How Leaders Build a Resilient Growth Roadmap
One of the most important questions a leader can ask — and one of the most often deferred — is this: where does our value actually come from?
Not the product. Not the service. The underlying drivers of why customers choose you, why employees stay, why suppliers partner with you.
In stable times, organizations can operate without a precise answer. In volatile times, the absence of that answer becomes a liability.
What value really means
Value is not simply what you charge for. From a customer's perspective, John L. Mariotti defines it as "the sum of all the parts of a decision to purchase one product or service over another." That includes quality, service experience, total cost, speed of delivery, and the degree to which what you offer genuinely surprises and delights.
From an organizational perspective, value is driven by five internal factors:
- Structure: how you are organized to deliver
- Process: how money, product, and information flow through the business
- Relationships: how well you manage supplier and customer expectations
- Culture: the level of genuine engagement within your organization
- Purpose: why you exist beyond commercial objectives
Most strategic plans touch some of these factors. Very few address all of them in an integrated way — and fewer still do so with a clear understanding of how disruption could affect each one.
The roadmap question
Disruption doesn't just threaten operations. It threatens the assumptions on which your strategy is built.
The organizations that navigated disruption best were those that had done two things before the crisis arrived: they had a clear roadmap — not just a plan — and they had regularly tested the assumptions underneath it.
A roadmap is different from a plan. A plan describes what you will do. A roadmap describes why — the value you're pursuing, the customers you're serving, the market position you're building toward. When circumstances change, a plan becomes obsolete. A roadmap can be adapted.
Getting alignment — particularly when it's hard
One of the underappreciated challenges of strategic execution is alignment — not just among senior leaders, but down to the front line.

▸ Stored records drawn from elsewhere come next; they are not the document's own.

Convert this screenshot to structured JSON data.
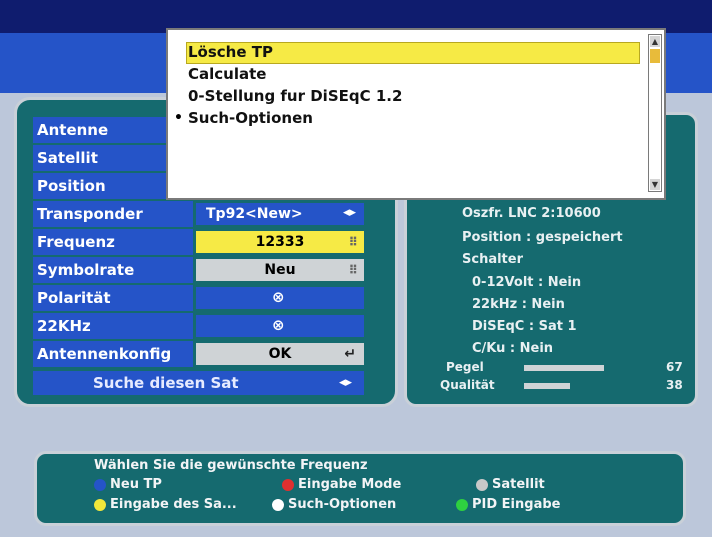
{
  "popup_menu": {
    "items": [
      "Lösche TP",
      "Calculate",
      "0-Stellung fur DiSEqC 1.2",
      "Such-Optionen"
    ],
    "selected_index": 0,
    "bullet": "•"
  },
  "settings": {
    "rows": [
      {
        "label": "Antenne"
      },
      {
        "label": "Satellit"
      },
      {
        "label": "Position"
      },
      {
        "label": "Transponder",
        "value": "Tp92<New>"
      },
      {
        "label": "Frequenz",
        "value": "12333"
      },
      {
        "label": "Symbolrate",
        "value": "Neu"
      },
      {
        "label": "Polarität"
      },
      {
        "label": "22KHz"
      },
      {
        "label": "Antennenkonfig",
        "value": "OK"
      }
    ],
    "search_label": "Suche diesen Sat"
  },
  "info": {
    "lnc": "Oszfr. LNC 2:10600",
    "position": "Position : gespeichert",
    "schalter": "Schalter",
    "volt": "0-12Volt : Nein",
    "khz": "22kHz : Nein",
    "diseqc": "DiSEqC : Sat 1",
    "cku": "C/Ku : Nein",
    "pegel_label": "Pegel",
    "pegel_value": "67",
    "qualitaet_label": "Qualität",
    "qualitaet_value": "38",
    "pegel_fraction": 0.67,
    "qualitaet_fraction": 0.38
  },
  "footer": {
    "hint": "Wählen Sie die gewünschte Frequenz",
    "neu_tp": "Neu TP",
    "eingabe_mode": "Eingabe Mode",
    "satellit": "Satellit",
    "eingabe_sa": "Eingabe des Sa...",
    "such_optionen": "Such-Optionen",
    "pid_eingabe": "PID Eingabe"
  },
  "colors": {
    "blue": "#2554c8",
    "teal": "#156a6f",
    "highlight": "#f6ea45",
    "red": "#e03030",
    "green": "#2ed040",
    "yellow": "#f2e83a",
    "gray": "#c8c8c8",
    "white": "#ffffff"
  }
}
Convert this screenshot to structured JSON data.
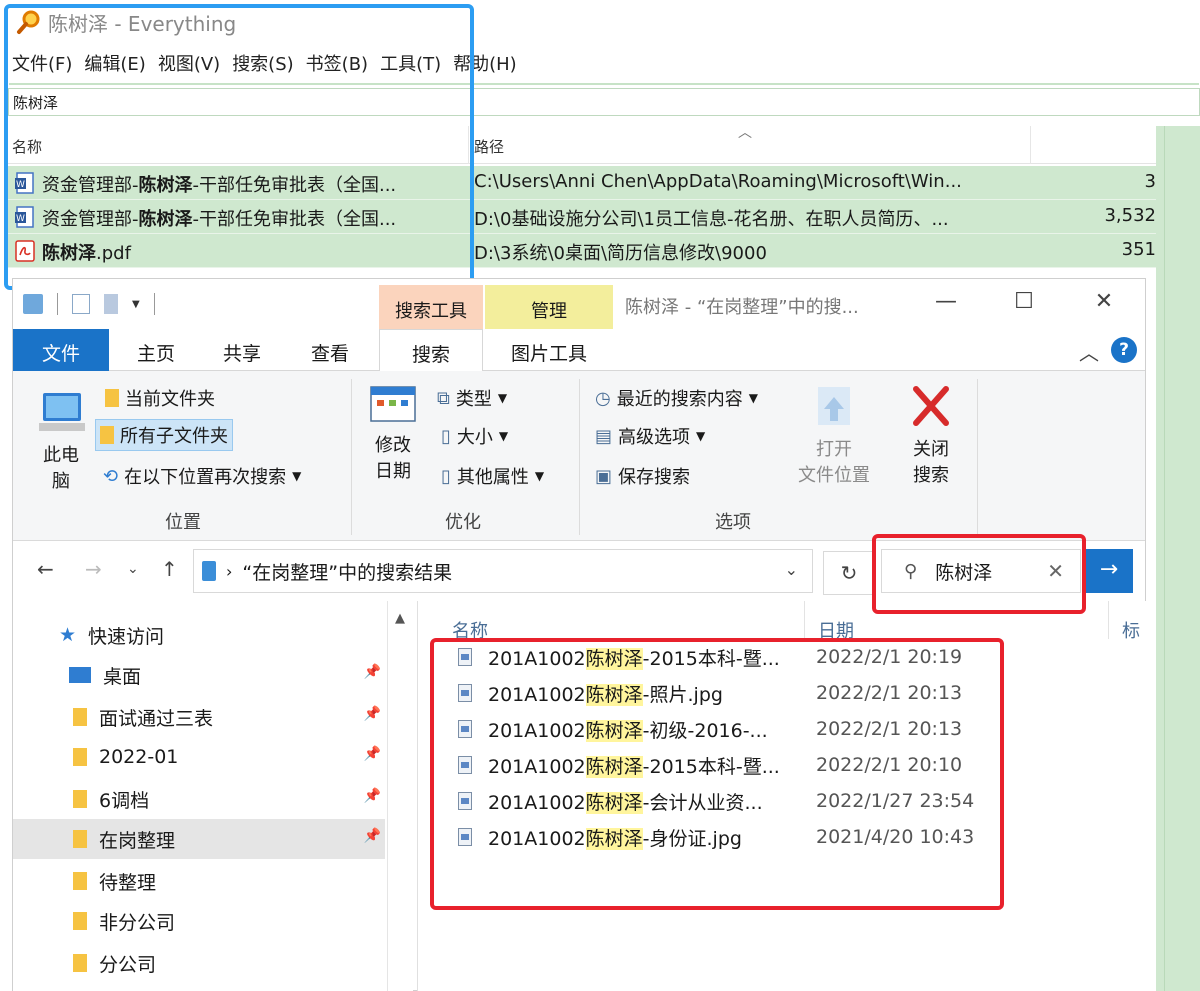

Research consistently shows that fewer than 10% of employees can clearly articulate their company's strategy (Harvard Business Review, Kaplan & Norton, 2005). That gap between strategy and understanding is where execution fails.
The move to remote and hybrid work has made this harder. Casual alignment — the kind that happens in corridors, over lunch, in informal conversations — doesn't transfer easily to scheduled calls. Building alignment now requires intentional effort: clear communication of purpose, regular check-ins on direction, and leadership visible enough that people know where they're headed.
Three questions to pressure-test your roadmap
- If your three best customers changed their behaviour significantly — not slightly, but fundamentally — would your current strategy still hold?
- Do the leaders two levels below you understand not just what they're doing, but why?
- When was the last time you tested the assumptions in your five-year plan against scenarios that seemed unlikely?
Key fact: A 2021 Gartner survey found that 80% of supply chain leaders planned to invest in resilience over the next two years — but only 21% had a clear definition of what resilience meant for their organization (Gartner, "Supply Chain Brief: COVID-19 Insights," 2021).